The murmurs find me now, the room turning its voice against me the way it turned for me only minutes ago.

“Tasteless. She crossed every line there is.” “Poor girl, expecting, and humiliated in front of everyone.” “A woman that cold to her own husband. Perhaps it’s no surprise he cheated.”

I have lost their sympathy.

Suddenly, I cannot move.

For one suspended moment I just stand there, breathing the wreckage of my own gala, hurt cracking open in my chest so wide I think it might take my knees. They are looking at me the way you look at a thing to be pitied.

The cold wife, the barren one. The woman whose husband had to go elsewhere to get the family she couldn’t give him, and who then had the gall to make a scene about it.

And the hurt, somewhere in the staring, curdles.

It turns over in me and comes back up as heat, slow at first and then all at once, rage rising to fill every place the grief just hollowed out. Because I see exactly what happens next.

I see the story they’ll carry out the doors tonight and tell over brunch tomorrow, the discarded wife, the empty woman, abandoned for a younger, softer girl who could give him what she couldn’t.

Pitiful. Unwanted. Left.

No.

The thought arrives fully formed and almost without me, narrowing to a single point of refusal.

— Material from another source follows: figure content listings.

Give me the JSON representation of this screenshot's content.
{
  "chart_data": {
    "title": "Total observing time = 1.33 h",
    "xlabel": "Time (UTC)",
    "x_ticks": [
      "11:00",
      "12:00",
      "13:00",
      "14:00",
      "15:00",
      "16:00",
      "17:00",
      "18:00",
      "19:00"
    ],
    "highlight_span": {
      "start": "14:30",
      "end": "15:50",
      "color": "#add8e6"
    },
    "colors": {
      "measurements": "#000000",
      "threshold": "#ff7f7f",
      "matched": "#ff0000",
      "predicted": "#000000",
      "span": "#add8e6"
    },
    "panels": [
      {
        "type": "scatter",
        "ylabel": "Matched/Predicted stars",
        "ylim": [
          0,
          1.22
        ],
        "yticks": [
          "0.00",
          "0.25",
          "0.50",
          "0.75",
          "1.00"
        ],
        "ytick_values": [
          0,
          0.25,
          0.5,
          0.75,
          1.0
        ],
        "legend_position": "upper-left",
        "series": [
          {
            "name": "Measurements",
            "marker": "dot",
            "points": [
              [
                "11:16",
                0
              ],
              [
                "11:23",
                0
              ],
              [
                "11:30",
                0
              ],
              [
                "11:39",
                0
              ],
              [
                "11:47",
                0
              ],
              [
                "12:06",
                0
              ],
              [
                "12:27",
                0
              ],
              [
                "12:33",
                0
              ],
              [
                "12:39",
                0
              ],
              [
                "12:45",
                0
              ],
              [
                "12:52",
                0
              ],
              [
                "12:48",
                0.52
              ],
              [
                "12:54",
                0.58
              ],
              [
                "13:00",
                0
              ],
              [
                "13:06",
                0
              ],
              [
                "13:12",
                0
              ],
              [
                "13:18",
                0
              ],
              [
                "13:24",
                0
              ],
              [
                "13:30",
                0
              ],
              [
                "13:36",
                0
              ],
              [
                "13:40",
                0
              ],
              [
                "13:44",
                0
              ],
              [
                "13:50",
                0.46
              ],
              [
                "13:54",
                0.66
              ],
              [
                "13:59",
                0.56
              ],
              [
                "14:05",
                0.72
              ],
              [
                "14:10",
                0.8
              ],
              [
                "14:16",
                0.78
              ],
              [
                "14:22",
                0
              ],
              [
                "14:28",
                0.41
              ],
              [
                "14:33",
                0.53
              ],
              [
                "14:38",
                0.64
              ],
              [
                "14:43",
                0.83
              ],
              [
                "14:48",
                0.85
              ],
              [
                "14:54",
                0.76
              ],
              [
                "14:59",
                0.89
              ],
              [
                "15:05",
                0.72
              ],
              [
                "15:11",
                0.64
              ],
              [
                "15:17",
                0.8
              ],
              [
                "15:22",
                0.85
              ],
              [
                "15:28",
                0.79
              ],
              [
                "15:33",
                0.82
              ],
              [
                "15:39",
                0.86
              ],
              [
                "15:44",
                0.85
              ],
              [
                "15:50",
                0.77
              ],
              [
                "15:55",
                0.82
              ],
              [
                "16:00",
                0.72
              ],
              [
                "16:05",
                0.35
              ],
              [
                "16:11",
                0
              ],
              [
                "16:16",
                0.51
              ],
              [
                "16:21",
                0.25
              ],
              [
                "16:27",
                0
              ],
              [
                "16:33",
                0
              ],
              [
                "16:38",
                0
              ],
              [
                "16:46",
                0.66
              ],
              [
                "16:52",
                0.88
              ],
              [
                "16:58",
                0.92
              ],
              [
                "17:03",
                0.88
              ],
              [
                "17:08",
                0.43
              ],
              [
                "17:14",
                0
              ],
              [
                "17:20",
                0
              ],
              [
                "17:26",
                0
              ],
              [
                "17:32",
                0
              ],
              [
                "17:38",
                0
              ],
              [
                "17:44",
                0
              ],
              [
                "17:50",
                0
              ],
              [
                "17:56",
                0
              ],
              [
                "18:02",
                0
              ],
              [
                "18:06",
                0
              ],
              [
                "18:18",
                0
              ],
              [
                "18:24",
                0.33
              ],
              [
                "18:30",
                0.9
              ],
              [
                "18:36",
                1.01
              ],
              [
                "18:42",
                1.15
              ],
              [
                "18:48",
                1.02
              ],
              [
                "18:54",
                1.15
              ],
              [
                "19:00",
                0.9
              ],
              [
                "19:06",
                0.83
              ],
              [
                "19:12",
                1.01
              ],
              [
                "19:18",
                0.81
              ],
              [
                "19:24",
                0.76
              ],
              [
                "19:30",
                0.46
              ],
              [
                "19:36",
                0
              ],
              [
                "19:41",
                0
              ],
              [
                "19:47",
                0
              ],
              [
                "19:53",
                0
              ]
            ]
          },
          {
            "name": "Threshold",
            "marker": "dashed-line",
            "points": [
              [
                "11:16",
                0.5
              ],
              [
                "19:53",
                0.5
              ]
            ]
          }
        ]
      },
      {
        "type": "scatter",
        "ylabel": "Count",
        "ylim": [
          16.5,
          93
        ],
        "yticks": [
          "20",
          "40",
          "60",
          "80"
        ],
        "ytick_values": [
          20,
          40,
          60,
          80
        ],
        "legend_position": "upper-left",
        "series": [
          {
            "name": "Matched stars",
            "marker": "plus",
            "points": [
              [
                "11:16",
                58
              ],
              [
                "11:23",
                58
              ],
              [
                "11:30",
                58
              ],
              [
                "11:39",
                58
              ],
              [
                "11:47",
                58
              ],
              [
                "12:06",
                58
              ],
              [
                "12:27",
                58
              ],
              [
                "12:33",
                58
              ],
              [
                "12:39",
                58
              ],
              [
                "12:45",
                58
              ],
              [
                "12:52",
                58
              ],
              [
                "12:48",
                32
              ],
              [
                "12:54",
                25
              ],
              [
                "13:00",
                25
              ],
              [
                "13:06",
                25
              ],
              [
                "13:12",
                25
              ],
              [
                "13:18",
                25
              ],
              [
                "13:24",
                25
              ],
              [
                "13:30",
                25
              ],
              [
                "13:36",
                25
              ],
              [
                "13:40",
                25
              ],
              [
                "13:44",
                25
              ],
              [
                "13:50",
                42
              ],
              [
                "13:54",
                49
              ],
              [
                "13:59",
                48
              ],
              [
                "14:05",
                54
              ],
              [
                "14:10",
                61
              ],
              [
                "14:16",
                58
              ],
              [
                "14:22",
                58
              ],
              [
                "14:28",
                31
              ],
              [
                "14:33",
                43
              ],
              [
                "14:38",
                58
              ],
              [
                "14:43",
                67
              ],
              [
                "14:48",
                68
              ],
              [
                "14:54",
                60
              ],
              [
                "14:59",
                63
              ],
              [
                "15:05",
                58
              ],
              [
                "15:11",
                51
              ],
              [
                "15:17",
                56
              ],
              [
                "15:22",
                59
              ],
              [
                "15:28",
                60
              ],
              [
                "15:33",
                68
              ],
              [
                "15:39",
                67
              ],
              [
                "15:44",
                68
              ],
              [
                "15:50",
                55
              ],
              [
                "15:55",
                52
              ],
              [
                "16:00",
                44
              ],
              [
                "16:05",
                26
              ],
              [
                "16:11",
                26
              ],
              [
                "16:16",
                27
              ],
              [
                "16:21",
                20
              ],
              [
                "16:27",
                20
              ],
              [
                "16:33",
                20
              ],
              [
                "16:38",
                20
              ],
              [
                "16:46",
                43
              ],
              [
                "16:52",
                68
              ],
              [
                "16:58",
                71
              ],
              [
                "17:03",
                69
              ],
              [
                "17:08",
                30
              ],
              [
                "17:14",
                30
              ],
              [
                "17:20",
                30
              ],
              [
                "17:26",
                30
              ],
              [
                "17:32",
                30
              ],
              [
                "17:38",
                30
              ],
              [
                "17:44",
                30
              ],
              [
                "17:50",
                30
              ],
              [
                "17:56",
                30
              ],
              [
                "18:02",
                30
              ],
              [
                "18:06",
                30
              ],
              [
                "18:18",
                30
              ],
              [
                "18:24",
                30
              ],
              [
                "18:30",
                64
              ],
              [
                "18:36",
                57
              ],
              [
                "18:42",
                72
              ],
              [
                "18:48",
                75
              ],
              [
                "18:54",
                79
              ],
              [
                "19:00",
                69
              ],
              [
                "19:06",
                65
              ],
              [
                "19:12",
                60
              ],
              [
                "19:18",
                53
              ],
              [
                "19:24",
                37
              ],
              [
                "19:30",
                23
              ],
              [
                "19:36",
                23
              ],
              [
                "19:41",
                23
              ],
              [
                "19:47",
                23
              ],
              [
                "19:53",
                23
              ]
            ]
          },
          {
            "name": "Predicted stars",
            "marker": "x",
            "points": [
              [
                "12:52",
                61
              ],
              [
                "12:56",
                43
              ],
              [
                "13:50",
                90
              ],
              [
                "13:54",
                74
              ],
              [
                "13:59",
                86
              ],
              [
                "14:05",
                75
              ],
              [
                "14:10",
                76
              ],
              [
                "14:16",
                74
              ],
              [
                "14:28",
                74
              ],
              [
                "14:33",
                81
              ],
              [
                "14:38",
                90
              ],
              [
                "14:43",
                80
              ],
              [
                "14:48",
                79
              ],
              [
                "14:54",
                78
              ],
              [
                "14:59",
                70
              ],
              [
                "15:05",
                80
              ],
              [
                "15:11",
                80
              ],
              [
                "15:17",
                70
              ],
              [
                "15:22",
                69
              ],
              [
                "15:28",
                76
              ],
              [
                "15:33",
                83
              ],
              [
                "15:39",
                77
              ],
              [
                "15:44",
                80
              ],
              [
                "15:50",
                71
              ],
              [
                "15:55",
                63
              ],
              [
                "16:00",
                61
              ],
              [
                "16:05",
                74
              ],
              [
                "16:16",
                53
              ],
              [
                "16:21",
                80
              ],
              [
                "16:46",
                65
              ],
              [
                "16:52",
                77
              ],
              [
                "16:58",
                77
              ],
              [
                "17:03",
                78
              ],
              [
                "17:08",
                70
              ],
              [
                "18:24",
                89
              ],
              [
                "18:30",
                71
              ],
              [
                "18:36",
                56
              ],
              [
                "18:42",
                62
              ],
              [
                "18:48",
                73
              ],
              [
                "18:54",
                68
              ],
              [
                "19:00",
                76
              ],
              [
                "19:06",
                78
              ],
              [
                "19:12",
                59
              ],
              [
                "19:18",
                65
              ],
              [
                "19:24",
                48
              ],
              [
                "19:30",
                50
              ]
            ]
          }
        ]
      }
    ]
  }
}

They can have the scandal. They can have the affair and the baby and their tidy tragic story.

But they will not have me as just the woman left behind. Whatever else I am when I walk out of this room, I will not be pathetic.

I don’t decide to move so much as find myself already moving.

“How generous of you both.” I let it land dry and cool over the room. “A child, after everything. I’m touched.”

William’s grief falters. This isn’t the script. I’m not crumbling, I’m not screaming, and a man who built his whole defense on my collapse has no idea what to do with a woman who won’t give it to him.

“You’ve worried for nothing, William.” My voice stays even, almost kind. “I’d hate to stand in the way of all this happiness. You should be together. Truly.” A beat. “So you’ll forgive me if I don’t stand here and watch. I’ve more than earned the right to move on.”

My rage takes the wheel, and reason goes quiet.

Knox is near the front, watching, close enough to reach. So I reach and I close the space between us. For one breath, his eyes hold mine.

Then I fist his tie in my hand and pull.

“Make it look real,” I breathe against his mouth.

His brow raises, just for a second.

And I crash my lips into Knox Beaufort’s. The man my cheating husband hates most in this world.